Skogland was named by Hollywood Reporter as one of its ‘Ten Directors to Watch’ for her debut as writer-director of LIBERTY STANDS STILL. Skogland’s career began in Canada by directing award winning commercials and music videos. She then moved into television where she started with the enormously successful and multi-award winning series TRADERS (nominated for 9 Geminis including Best Director and won Best Series). WHITE LIES, a movie for CBC, was nominated for several Geminis and an International Emmy and won a Tout Ecran. 

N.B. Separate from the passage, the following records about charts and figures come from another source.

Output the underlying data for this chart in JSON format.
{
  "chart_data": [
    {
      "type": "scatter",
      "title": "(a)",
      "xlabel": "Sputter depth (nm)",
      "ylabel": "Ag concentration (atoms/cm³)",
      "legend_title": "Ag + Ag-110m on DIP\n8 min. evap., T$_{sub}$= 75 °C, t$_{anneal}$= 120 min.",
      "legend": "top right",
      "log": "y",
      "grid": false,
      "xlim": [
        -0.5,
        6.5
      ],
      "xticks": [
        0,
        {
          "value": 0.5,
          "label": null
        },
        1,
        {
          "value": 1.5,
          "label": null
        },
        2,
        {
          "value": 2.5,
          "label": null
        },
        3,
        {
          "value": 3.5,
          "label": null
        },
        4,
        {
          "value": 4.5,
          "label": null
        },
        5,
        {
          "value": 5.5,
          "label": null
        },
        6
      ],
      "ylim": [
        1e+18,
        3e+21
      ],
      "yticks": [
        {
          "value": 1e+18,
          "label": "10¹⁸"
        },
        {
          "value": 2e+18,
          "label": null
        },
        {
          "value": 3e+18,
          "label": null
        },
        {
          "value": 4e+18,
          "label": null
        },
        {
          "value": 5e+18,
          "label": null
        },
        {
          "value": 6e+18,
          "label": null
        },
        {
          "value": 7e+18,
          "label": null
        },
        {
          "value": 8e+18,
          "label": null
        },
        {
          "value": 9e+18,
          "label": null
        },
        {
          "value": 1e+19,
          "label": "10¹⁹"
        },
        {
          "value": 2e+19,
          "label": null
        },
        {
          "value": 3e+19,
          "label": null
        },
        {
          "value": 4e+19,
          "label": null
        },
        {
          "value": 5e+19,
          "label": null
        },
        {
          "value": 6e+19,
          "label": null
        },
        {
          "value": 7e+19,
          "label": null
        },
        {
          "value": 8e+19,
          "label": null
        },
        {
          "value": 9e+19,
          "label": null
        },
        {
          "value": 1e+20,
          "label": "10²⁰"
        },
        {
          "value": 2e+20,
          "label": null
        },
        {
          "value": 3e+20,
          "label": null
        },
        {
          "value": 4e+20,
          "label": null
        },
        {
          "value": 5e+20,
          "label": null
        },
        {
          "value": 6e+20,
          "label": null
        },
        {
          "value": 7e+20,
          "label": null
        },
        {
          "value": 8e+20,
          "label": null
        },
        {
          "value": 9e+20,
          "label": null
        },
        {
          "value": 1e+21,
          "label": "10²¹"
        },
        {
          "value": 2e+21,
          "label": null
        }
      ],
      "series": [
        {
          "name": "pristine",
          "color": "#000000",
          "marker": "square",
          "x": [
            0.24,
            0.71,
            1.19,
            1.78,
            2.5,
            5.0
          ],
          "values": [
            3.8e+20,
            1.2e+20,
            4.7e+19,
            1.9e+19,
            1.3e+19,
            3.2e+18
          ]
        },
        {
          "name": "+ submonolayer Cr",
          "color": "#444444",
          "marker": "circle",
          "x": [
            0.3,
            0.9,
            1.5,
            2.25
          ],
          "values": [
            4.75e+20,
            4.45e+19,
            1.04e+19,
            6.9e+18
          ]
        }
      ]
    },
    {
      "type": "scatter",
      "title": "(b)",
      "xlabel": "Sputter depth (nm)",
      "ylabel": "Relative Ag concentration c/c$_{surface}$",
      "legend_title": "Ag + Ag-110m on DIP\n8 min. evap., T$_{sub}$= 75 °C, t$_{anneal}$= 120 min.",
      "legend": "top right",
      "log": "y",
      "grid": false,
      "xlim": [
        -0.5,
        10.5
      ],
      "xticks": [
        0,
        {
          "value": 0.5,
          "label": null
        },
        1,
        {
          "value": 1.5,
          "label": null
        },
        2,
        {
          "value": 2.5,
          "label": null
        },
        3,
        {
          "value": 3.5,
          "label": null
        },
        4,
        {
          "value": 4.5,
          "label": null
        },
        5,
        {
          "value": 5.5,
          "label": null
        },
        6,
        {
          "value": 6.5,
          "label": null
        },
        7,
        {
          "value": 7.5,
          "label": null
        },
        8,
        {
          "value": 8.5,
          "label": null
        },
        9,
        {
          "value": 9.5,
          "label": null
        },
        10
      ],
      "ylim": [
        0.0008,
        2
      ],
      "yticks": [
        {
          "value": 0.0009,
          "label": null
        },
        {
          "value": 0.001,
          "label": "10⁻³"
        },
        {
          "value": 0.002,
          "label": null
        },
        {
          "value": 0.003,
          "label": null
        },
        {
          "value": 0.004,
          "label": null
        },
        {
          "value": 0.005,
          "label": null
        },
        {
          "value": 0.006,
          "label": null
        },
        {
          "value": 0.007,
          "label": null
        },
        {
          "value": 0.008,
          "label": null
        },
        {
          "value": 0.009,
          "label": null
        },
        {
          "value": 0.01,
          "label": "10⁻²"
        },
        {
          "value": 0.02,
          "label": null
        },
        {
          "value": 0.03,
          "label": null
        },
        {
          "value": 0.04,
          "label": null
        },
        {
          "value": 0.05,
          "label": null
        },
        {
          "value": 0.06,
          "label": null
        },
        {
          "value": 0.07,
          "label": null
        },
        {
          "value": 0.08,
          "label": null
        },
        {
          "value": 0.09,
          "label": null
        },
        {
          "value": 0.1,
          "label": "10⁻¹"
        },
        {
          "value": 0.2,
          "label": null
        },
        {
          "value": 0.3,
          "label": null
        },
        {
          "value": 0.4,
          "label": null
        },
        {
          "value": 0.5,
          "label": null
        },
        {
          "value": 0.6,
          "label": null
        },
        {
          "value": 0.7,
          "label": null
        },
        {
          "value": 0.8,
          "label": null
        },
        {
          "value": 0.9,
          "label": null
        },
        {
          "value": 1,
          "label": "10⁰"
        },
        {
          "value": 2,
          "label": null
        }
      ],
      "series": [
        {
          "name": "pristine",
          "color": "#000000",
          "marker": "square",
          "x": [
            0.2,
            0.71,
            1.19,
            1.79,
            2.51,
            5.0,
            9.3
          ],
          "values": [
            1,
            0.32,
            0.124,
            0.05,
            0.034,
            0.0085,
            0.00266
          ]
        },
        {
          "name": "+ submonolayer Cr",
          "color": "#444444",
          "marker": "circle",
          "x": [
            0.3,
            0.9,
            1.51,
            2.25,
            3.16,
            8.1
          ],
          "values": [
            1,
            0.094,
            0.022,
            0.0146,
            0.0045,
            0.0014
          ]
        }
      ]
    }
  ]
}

Her films THE SIZE OF WATERMELONS starring Donal Logue and Paul Rudd, MEN WITH GUNS starring Donal Logue and Callum Keith Rennie, LIBERTY STANDS STILL (written by Skogland as well) starring Wesley Snipes and Linda Fiorentino, have all screened and won awards at major festivals in Canada (Toronto FF, Montreal FF), the US (Slamdance, Chicago, Houston, USA, New York, Cinequest, Seattle) and around the world. Most recently SKogland is nominated for a DGC award as Best Director and for Best Picture for THE STONE ANGEL, and a WGC award for best screenplay. She was also nominated a for a DGC best director and a Gemini for her work on The 11th HOUR-CTV and for her film CHICKS WITH STICKS and won the DGC Best Director for her work on the mini-series TERMINAL CITY. Skogland was the honoured director at the 2008 Female Eye Film Festival.